Parce que les clients le veulent
Près de 9 entreprises sur 10 ont déjà pris l'une ou l'autre initiative en rapport avec le changement climatique. Les chefs d'entreprise du secteur automobile, du secteur technologique et du secteur des produits de consommation sont les plus actifs. Les nouvelles préférences affichées par leurs clients les ont poussés à l'action et à l'innovation.
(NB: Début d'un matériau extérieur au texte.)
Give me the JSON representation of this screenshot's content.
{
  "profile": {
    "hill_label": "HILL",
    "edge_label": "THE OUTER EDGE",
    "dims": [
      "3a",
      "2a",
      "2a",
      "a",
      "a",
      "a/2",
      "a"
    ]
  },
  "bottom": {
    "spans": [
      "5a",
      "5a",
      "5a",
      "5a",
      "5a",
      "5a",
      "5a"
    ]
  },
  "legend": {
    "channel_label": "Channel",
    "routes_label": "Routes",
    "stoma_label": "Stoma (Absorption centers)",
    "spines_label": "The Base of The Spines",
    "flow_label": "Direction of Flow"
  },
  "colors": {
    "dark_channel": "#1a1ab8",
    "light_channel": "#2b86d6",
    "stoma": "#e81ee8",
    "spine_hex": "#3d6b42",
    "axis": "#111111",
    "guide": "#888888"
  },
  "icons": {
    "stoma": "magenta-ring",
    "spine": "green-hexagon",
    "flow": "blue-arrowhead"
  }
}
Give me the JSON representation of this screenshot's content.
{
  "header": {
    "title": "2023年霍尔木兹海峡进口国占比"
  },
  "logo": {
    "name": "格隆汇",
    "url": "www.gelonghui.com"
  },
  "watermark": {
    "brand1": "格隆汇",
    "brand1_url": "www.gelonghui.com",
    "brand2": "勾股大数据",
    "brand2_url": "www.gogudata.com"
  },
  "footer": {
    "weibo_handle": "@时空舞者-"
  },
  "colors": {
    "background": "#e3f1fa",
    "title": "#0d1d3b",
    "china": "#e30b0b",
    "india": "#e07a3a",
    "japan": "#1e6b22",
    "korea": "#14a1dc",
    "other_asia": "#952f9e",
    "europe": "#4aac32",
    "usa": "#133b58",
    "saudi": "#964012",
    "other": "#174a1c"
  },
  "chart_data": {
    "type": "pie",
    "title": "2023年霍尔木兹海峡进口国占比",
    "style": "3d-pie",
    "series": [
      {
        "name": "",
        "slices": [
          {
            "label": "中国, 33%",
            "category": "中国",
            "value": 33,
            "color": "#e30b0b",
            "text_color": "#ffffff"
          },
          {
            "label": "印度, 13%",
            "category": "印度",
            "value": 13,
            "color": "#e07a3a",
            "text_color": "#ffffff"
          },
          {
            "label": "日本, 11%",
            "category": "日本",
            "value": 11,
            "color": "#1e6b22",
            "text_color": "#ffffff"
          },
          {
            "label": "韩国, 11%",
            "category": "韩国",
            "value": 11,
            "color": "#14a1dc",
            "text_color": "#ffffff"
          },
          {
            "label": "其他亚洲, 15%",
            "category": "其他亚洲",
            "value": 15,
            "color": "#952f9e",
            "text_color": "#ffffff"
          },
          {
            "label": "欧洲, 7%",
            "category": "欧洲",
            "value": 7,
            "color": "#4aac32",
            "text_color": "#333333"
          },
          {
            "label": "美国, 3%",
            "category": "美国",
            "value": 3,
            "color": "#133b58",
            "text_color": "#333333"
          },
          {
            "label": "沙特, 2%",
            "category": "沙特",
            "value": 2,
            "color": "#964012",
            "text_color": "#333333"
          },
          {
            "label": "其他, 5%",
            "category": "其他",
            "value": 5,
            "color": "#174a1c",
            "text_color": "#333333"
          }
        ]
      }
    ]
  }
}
Parce que la législation change
L'efficacité énergétique figure en tête des objectifs: 82% des entreprises projettent d'investir dans ce domaine avant la fin de l'année. 94% des entreprises affirment qu'elles règlent leur stratégie en la matière sur la politique nationale. Plus de 8 entreprises sur 10 voient encore plus loin: les évolutions internationales ont également une influence considérable sur leurs «investissements climatiques».
Parce que le monde change
Deux entreprises sur trois discutent des défis des changements climatiques avec leurs fournisseurs. Une entreprise sur trois collabore dès à présent directement avec eux pour réduire les émissions de CO2 dans la chaîne d'approvisionnement. Et la transparence se fait de plus en plus grande: deux entreprises sur trois rendent compte de leurs émissions de C02 dans un rapport annuel, centré sur le développement durable et l'entrepreneuriat socialement responsable.
Ernst & Young conclut qu'en matière d'investissements, les entreprises doivent fixer des priorités afin de saisir les occasions et de limiter les risques qui découlent du nombre croissant de directives relatives au changement climatique. Il ne sera pas facile de se tenir au courant de la législation nationale et des mesures de soutien économique en rapport avec le changement climatique. Mais ce sera bientôt une nécessité pour de nombreuses entreprises, parce que celles-ci sont dépendantes des chaînes d'approvisionnement et des marchés.